2.9. Het verweer dat de onderhavige procedure al een vrijwaringsprocedure is en het geding in de hoofdzaak onredelijk zal worden vertraagd en onnodig complex wordt, wordt verworpen gelet op het belang van [gedaagde] bij het toestaan van de oproepingen in vrijwaring. Hierbij is in aanmerking genomen dat indien mocht blijken dat het geding in de hoofdzaak onredelijk wordt vertraagd, op grond van artikel 215 Rv splitsing van de hoofdzaak en de vrijwaringszaken mogelijk is.
2.10. De rechtbank is dus van oordeel dat de incidentele vordering moet worden toegewezen, omdat de aangevoerde gronden die vordering kunnen dragen.
2.11. De rechtbank zal de beslissing omtrent de kosten van het incident aanhouden, totdat in de hoofdzaak zal worden beslist.
3. De beslissing
De rechtbank
in het incident
3.1. staat toe dat
- de besloten vennootschap met beperkte aansprakelijkheid [betrokken bedrijf 1] BETON B.V., gevestigd te [betrokken bedrijf 1] en kantoorhoudende te ([adres]

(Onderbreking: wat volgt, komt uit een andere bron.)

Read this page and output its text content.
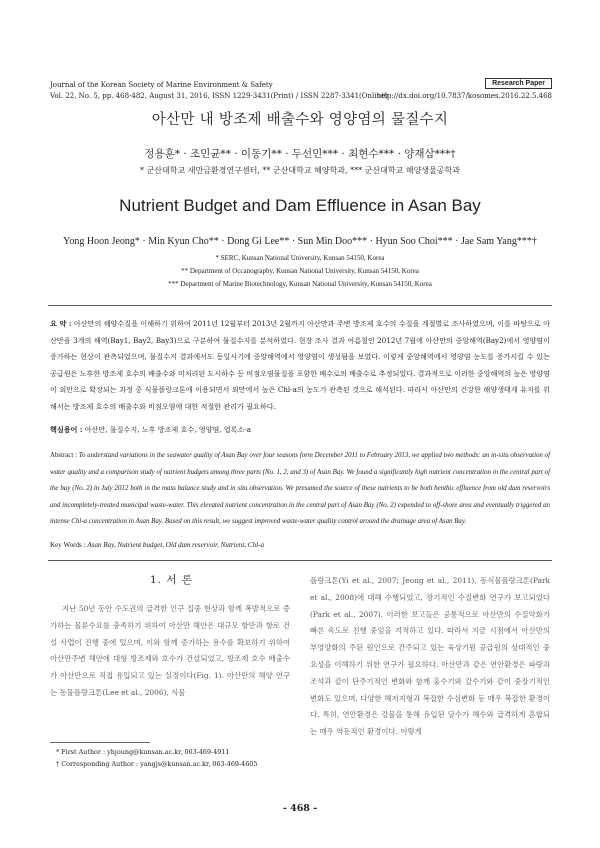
Journal of the Korean Society of Marine Environment & Safety	Research Paper
Vol. 22, No. 5, pp. 468-482, August 31, 2016, ISSN 1229-3431(Print) / ISSN 2287-3341(Online)
http://dx.doi.org/10.7837/kosomes.2016.22.5.468
아산만 내 방조제 배출수와 영양염의 물질수지
정용훈* · 조민균** · 이동기** · 두선민*** · 최현수*** · 양재삼***†
* 군산대학교 새만금환경연구센터, ** 군산대학교 해양학과, *** 군산대학교 해양생물공학과
Nutrient Budget and Dam Effluence in Asan Bay
Yong Hoon Jeong* · Min Kyun Cho** · Dong Gi Lee** · Sun Min Doo*** · Hyun Soo Choi*** · Jae Sam Yang***†
* SERC, Kunsan National University, Kunsan 54150, Korea
** Department of Occanography, Kunsan National University, Kunsan 54150, Korea
*** Department of Marine Biotechnology, Kunsan National University, Kunsan 54150, Korea
요 약 : 아산만의 해양수질을 이해하기 위하여 2011년 12월부터 2013년 2월까지 아산만과 주변 방조제 호수의 수질을 계절별로 조사하였으며, 이를 바탕으로 아산만을 3개의 해역(Bay1, Bay2, Bay3)으로 구분하여 물질수지를 분석하였다. 현장 조사 결과 여름철인 2012년 7월에 아산만의 중앙해역(Bay2)에서 영양염이 증가하는 현상이 관측되었으며, 물질수지 결과에서도 동일시기에 중앙해역에서 영양염이 생성됨을 보였다. 이렇게 중앙해역에서 영양염 농도를 증가시킬 수 있는 공급원은 노후한 방조제 호수의 배출수와 미처리된 도시하수 등 비점오염물질을 포함한 배수로의 배출수로 추정되었다. 결과적으로 이러한 중앙해역의 높은 영양염이 외만으로 확장되는 과정 중 식물플랑크톤에 이용되면서 외만에서 높은 Chl-a의 농도가 관측된 것으로 해석된다. 따라서 아산만의 건강한 해양생태계 유지를 위해서는 방조제 호수의 배출수와 비점오염에 대한 적절한 관리가 필요하다.
핵심용어 : 아산만, 물질수지, 노후 방조제 호수, 영양염, 엽록소-a
Abstract : To understand variations in the seawater quality of Asan Bay over four seasons form December 2011 to February 2013, we applied two methods: an in-situ observation of water quality and a comparison study of nutrient budgets among three parts (No. 1, 2, and 3) of Asan Bay. We found a significantly high nutrient concentration in the central part of the bay (No. 2) in July 2012 both in the mass balance study and in situ observation. We presumed the source of these nutrients to be both benthic effluence from old dam reservoirs and incompletely-treated municipal waste-water. This elevated nutrient concentration in the central part of Asan Bay (No. 2) expended to off-shore area and eventually triggered an intense Chl-a concentration in Asan Bay. Based on this result, we suggest improved waste-water quality control around the drainage area of Asan Bay.
Key Words : Asan Bay, Nutrient budget, Old dam reservoir, Nutrient, Chl-a
1. 서 론
지난 50년 동안 수도권의 급격한 인구 집중 현상과 함께 폭발적으로 증가하는 물류수요를 충족하기 위하여 아산만 해안은 대규모 항만과 항로 건설 사업이 진행 중에 있으며, 이와 함께 증가하는 용수를 확보하기 위하여 아산만주변 해안에 대형 방조제와 호수가 건설되었고, 방조제 호수 배출수가 아산만으로 직접 유입되고 있는 실정이다(Fig. 1). 아산만의 해양 연구는 동물플랑크톤(Lee et al., 2006), 식물
플랑크톤(Yi et al., 2007; Jeong et al., 2011), 동식물플랑크톤(Park et al., 2008)에 대해 수행되었고, 장기적인 수질변화 연구가 보고되었다(Park et al., 2007). 이러한 보고들은 공통적으로 아산만의 수질악화가 빠른 속도로 진행 중임을 지적하고 있다. 따라서 지금 시점에서 아산만의 부영양화의 주된 원인으로 간주되고 있는 육상기원 공급원의 상대적인 중요성을 이해하기 위한 연구가 필요하다. 아산만과 같은 연안환경은 파랑과 조석과 같이 단주기적인 변화와 함께 홍수기와 갈수기와 같이 중장기적인 변화도 있으며, 다양한 해저지형과 복잡한 수심변화 등 매우 복잡한 환경이다. 특히, 연안환경은 강물을 통해 유입된 담수가 해수와 급격하게 혼합되는 매우 역동적인 환경이다. 이렇게
* First Author : yhjoung@kunsan.ac.kr, 063-469-4911
† Corresponding Author : yangjs@kunsan.ac.kr, 063-469-4605
- 468 -
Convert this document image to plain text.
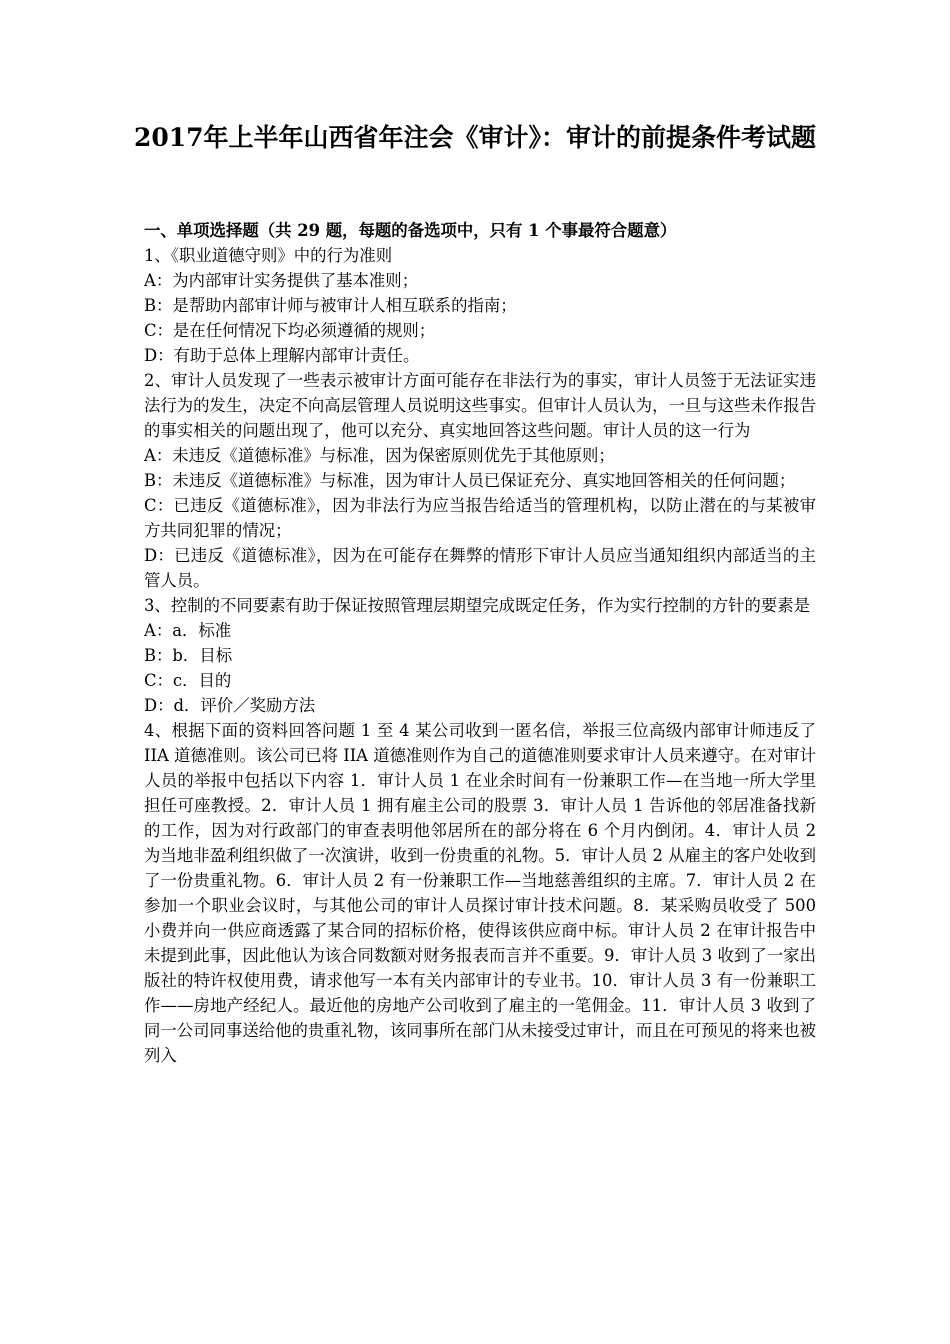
2017年上半年山西省年注会《审计》：审计的前提条件考试题

一、单项选择题（共 29 题，每题的备选项中，只有 1 个事最符合题意）

1、《职业道德守则》中的行为准则

A：为内部审计实务提供了基本准则；

B：是帮助内部审计师与被审计人相互联系的指南；

C：是在任何情况下均必须遵循的规则；

D：有助于总体上理解内部审计责任。

2、审计人员发现了一些表示被审计方面可能存在非法行为的事实，审计人员签于无法证实违法行为的发生，决定不向高层管理人员说明这些事实。但审计人员认为，一旦与这些未作报告的事实相关的问题出现了，他可以充分、真实地回答这些问题。审计人员的这一行为

A：未违反《道德标准》与标准，因为保密原则优先于其他原则；

B：未违反《道德标准》与标准，因为审计人员已保证充分、真实地回答相关的任何问题；

C：已违反《道德标准》，因为非法行为应当报告给适当的管理机构，以防止潜在的与某被审方共同犯罪的情况；

D：已违反《道德标准》，因为在可能存在舞弊的情形下审计人员应当通知组织内部适当的主管人员。

3、控制的不同要素有助于保证按照管理层期望完成既定任务，作为实行控制的方针的要素是

A：a．标准

B：b．目标

C：c．目的

D：d．评价／奖励方法

4、根据下面的资料回答问题 1 至 4 某公司收到一匿名信，举报三位高级内部审计师违反了 IIA 道德准则。该公司已将 IIA 道德准则作为自己的道德准则要求审计人员来遵守。在对审计人员的举报中包括以下内容 1．审计人员 1 在业余时间有一份兼职工作—在当地一所大学里担任可座教授。2．审计人员 1 拥有雇主公司的股票 3．审计人员 1 告诉他的邻居准备找新的工作，因为对行政部门的审查表明他邻居所在的部分将在 6 个月内倒闭。4．审计人员 2 为当地非盈利组织做了一次演讲，收到一份贵重的礼物。5．审计人员 2 从雇主的客户处收到了一份贵重礼物。6．审计人员 2 有一份兼职工作—当地慈善组织的主席。7．审计人员 2 在参加一个职业会议时，与其他公司的审计人员探讨审计技术问题。8．某采购员收受了 500 小费并向一供应商透露了某合同的招标价格，使得该供应商中标。审计人员 2 在审计报告中未提到此事，因此他认为该合同数额对财务报表而言并不重要。9．审计人员 3 收到了一家出版社的特许权使用费，请求他写一本有关内部审计的专业书。10．审计人员 3 有一份兼职工作——房地产经纪人。最近他的房地产公司收到了雇主的一笔佣金。11．审计人员 3 收到了同一公司同事送给他的贵重礼物，该同事所在部门从未接受过审计，而且在可预见的将来也被列入
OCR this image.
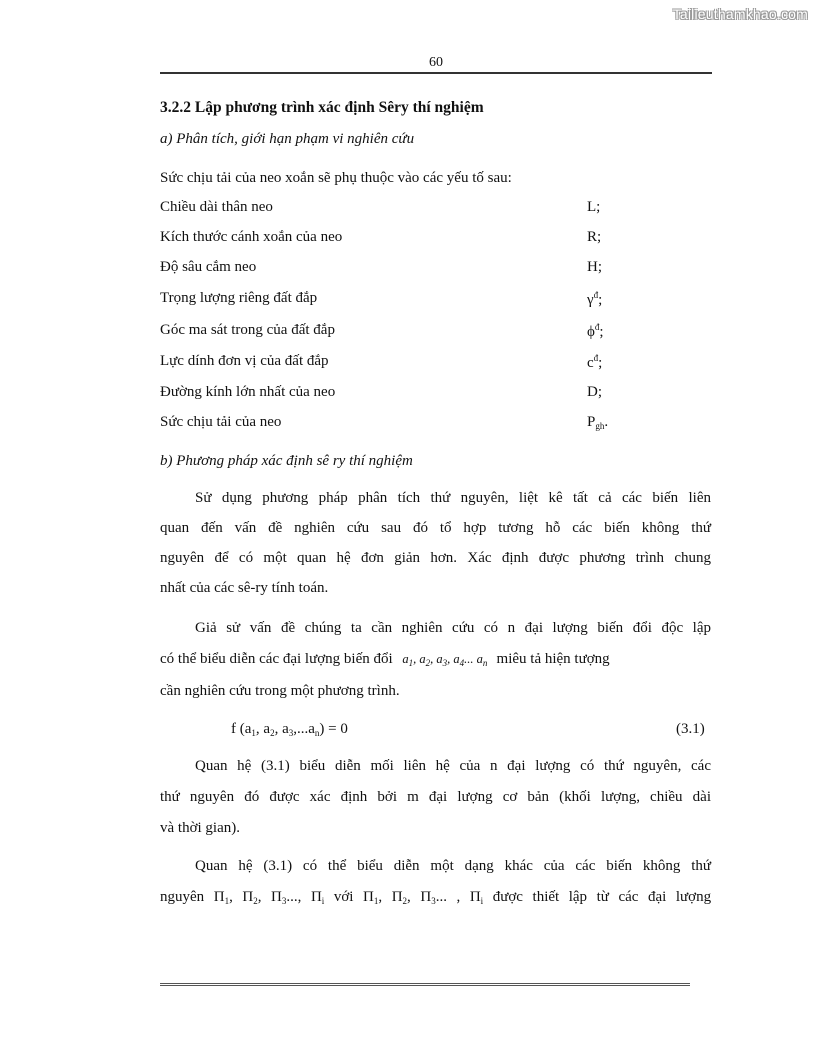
Tailieuthamkhao.com
60
3.2.2 Lập phương trình xác định Sêry thí nghiệm
a) Phân tích, giới hạn phạm vi nghiên cứu
Sức chịu tải của neo xoắn sẽ phụ thuộc vào các yếu tố sau:
Chiều dài thân neo	L;
Kích thước cánh xoắn của neo	R;
Độ sâu cắm neo	H;
Trọng lượng riêng đất đắp	$\gamma^đ$;
Góc ma sát trong của đất đắp	$\phi^đ$;
Lực dính đơn vị của đất đắp	$c^đ$;
Đường kính lớn nhất của neo	D;
Sức chịu tải của neo	$P_{gh}$.
b) Phương pháp xác định sê ry thí nghiệm
Sử dụng phương pháp phân tích thứ nguyên, liệt kê tất cả các biến liên
quan đến vấn đề nghiên cứu sau đó tổ hợp tương hỗ các biến không thứ
nguyên để có một quan hệ đơn giản hơn. Xác định được phương trình chung
nhất của các sê-ry tính toán.
Giả sử vấn đề chúng ta cần nghiên cứu có n đại lượng biến đổi độc lập
có thể biểu diễn các đại lượng biến đổi $a_1$, $a_2$, $a_3$, $a_4$... $a_n$ miêu tả hiện tượng
cần nghiên cứu trong một phương trình.
f ($a_1$, $a_2$, $a_3,...a_n) = 0$	(3.1)
Quan hệ (3.1) biểu diễn mối liên hệ của n đại lượng có thứ nguyên, các
thứ nguyên đó được xác định bởi m đại lượng cơ bản (khối lượng, chiều dài
và thời gian).
Quan hệ (3.1) có thể biểu diễn một dạng khác của các biến không thứ
nguyên $\Pi_1$, $\Pi_2$, $\Pi_3$..., $\Pi_i$ với $\Pi_1$, $\Pi_2$, $\Pi_3$... , $\Pi_i$ được thiết lập từ các đại lượng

- de naamloze vennootschap naar Belgisch recht [betrokken bedrijf 2] N.V./S.A., statutair gevestigd te [adres]; en
- de besloten vennootschap met beperkte aansprakelijkheid [betrokken bedrijf 2] BETONMONTAGE B.V., gevestigd in [adres]
door Aannemings- en Handelsbedrijf [gedaagde] B.V. worden gedagvaard tegen de terechtzitting van 13 mei 2009,
3.2. houdt de beslissing omtrent de kosten van het incident aan,
in de hoofdzaak
3.3. bepaalt dat de zaak weer op de rol zal komen van 13 mei 2009 voor conclusie van antwoord .
Dit vonnis is gewezen door mr. F.J. de Vries en in het openbaar uitgesproken op 1 april 2009.